3. Bij de toepassing van de in het vorige lid genoemde weigeringsgrond houdt de burgemeester rekening met:

[…]

d. de wijze van bedrijfsvoering door de exploitant of de leidinggevende en

e. het levensgedrag van de exploitant of leidinggevende.

Toelichting op Artikel 3.11 Bijzondere weigeringsgronden

[…]

Het derde lid geeft meer concreet inhoud aan de discretionaire bevoegdheid als bedoeld in het tweede lid. Hierin wordt de model-APV grotendeels gevolgd. Toegevoegd zijn de criteria ‘de wijze van bedrijfsvoering en het levensgedrag van de exploitant en de leidinggevende’. Een vergunning moet geweigerd kunnen worden aan een exploitant van wie is gebleken dat hij eerder of elders op dit punt een slechte staat van dienst heeft.
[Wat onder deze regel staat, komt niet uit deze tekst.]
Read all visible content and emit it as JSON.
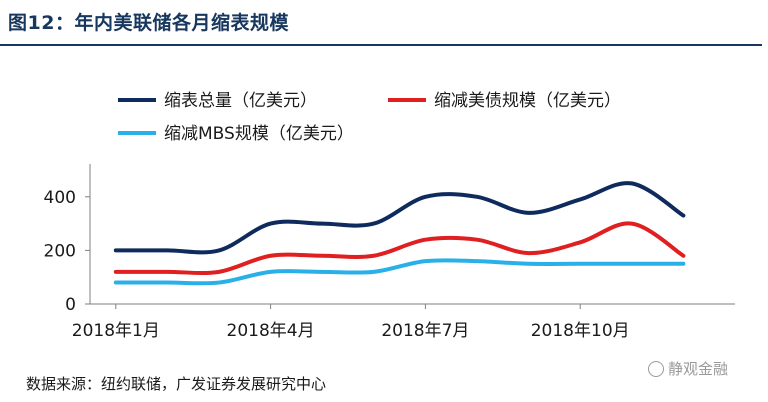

Te denken valt bijvoorbeeld aan betrokkenheid bij harddrugs, heling of andere activiteiten in de inrichting die de openbare orde of de kwaliteit van woon- en leefklimaat in een buurt bedreigen, dan wel aan nalatigheid bij het treffen van voorzorgsmaatregelen in de bedrijfsvoering. Mutatis mutandis geldt hetzelfde als een leidinggevende wordt opgevoerd die zich aan dergelijk gedrag schuldig heeft gemaakt.

Artikel 3.16 Verplichtingen van de exploitant en de leidinggevende

[…]

2. Het is verboden een alcoholvrij bedrijf voor het publiek geopend te hebben als de exploitant of de leidinggevende die als zodanig op de exploitatievergunning staat vermeld niet in het bedrijf aanwezig is.

[…]

Artikel 3.24 Bijzondere gronden voor wijziging of intrekking

De burgemeester kan de vergunning tijdelijk of voor onbepaalde tijd geheel of gedeeltelijk intrekken of wijzigen als:

[…]

b. aannemelijk is dat de exploitant of leidinggevende betrokken is bij of hem ernstige nalatigheid kan worden verweten in verband met activiteiten als bedoeld in artikel 13b, eerste lid, van de Opiumwet, bij activiteiten als bedoeld in artikel 2.10, eerste lid van deze verordening of bij andere activiteiten in of vanuit het horecabedrijf die een gevaar opleveren voor de openbare orde of een bedreiging vormen voor het woon- en leefklimaat in de omgeving van het horecabedrijf dan wel als naar zijn oordeel de wijze van bedrijfsvoering of het levensgedrag, als bedoeld in artikel 3.11, derde lid onder e, een dergelijk gevaar of een dergelijke bedreiging vormen.